Jamie Wolfond

New York, jamiewolfond.com; goodthingny.com
In 2014, only a year out of RISD, the Toronto-born, Brooklyn-based designer launched Good Thing, a suddenly of-the-moment design brand focused on the development and manufacture of small goods and housewares.

What is American design to you, and what excites you about it?
In the US, designing a product seldom ends with the object itself, but continues all the way through the process of bringing that thing to an audience. When I was in school I wanted very little to do with American design. I’d been closely following the work of several European designers (in particular the Dutch, with Droog and the many other designers making process-based work there) and was a little jealous of them for being in a part of the industry with a great infrastructure for licensing. In Europe, there are so many manufacturing companies, and there’s such a strong market for unusual objects, that a designer doesn’t have to think about much more than the creative process. A manufacturing company handles production, sales, and all liability, leaving the designer with a tidy quarterly royalty check and the free time to move on to another idea.
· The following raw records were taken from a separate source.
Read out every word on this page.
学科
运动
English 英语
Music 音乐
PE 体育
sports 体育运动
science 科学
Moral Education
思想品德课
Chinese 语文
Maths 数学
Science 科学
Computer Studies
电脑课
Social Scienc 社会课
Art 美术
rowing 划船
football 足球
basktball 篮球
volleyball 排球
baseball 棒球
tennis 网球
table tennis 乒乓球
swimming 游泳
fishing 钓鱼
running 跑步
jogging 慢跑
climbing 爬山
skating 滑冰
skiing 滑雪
And yet, after I spent two summers working with designers in the Netherlands — first DHPH/Maarten Baas, and then Studio Bertjan Pot, two of the very best experimental designers in the industry — I found that the licensing model in Europe doesn’t leave very much opportunity to experiment beyond the design of the object itself. The flip side of a strong infrastructure for licensing design is that the companies that operate in this way have long since formulated their own ideas of what will and won’t sell. This makes it really difficult to introduce completely new ideas to the market. For example, I really hoped to find an opportunity to license my Sticker Clock design with a Dutch company, but consistently received feedback that customers would not buy something with the perceived value of a sticker. There was something really unnatural about ending the design process by simply taking someone’s word for it. The way a designer creates a product is by repeatedly testing ideas, and reacting to the result. I realized I could get a great deal more imperial feedback from trying to sell the clock than from trying to license it.

The truly amazing thing about American design is the newfound prevalence of the designer/businessperson. What had originally seemed to me like such a bummer about the infrastructure for design in the US, is actually a fantastic opportunity for the individual who envisions an object having direct contact with the person who consumes it. When I first started in New York, I had this fear that being a part of the marketing and sales of a product would somehow make me less of a designer, or would cause me to sell out (the result of a stigma I encountered in Europe). What a silly concept! Designers make commercial objects, and our best chance of making interesting and long-lasting products is to know the customer and react to our experience with them. I’m so happy to be a part of a community where we experiment not only with objects themselves, but also methods of bringing those objects to people.

What are your plans and highlights for the upcoming year?
I’m working on plenty of objects, and that’s always a thrill (I’m really excited for Good Thing’s upcoming contribution to the Sight Unseen shop). But the largest creative project I’m working on is not an object for Good Thing, but rather the brand itself. I’m working with our graphic designer and good friend, Jon Lucas, as well as our many other wise and talented sounding boards, to figure out what our company really is and how to express it well. This is not to say that we don’t have a sense of what we’re already; we’ve had a really fun time adjusting the brand as we learn. What we’re doing now is looking at everything from website to packaging to photography to product instructions simultaneously to figure out how we can make them even more succinct and elegant. The goal is to create a context for our products that is a work of art in its own right.

What inspires your work in general?
Cheap stuff. Right now, my three greatest influences are Amazon, Uline, and How It’s Made. I get the best feeling when I see an object or process that was rationalized (probably by an engineer) for ultimate efficiency and still takes on an expressive character. It’s really refreshing to look at things that are not over-designed, for a change. The more I see these amazing little coincidences, the more I realize that my job as a designer is simply to notice them and figure out how to use them, rather than trying to force beautiful moments into existence from scratch.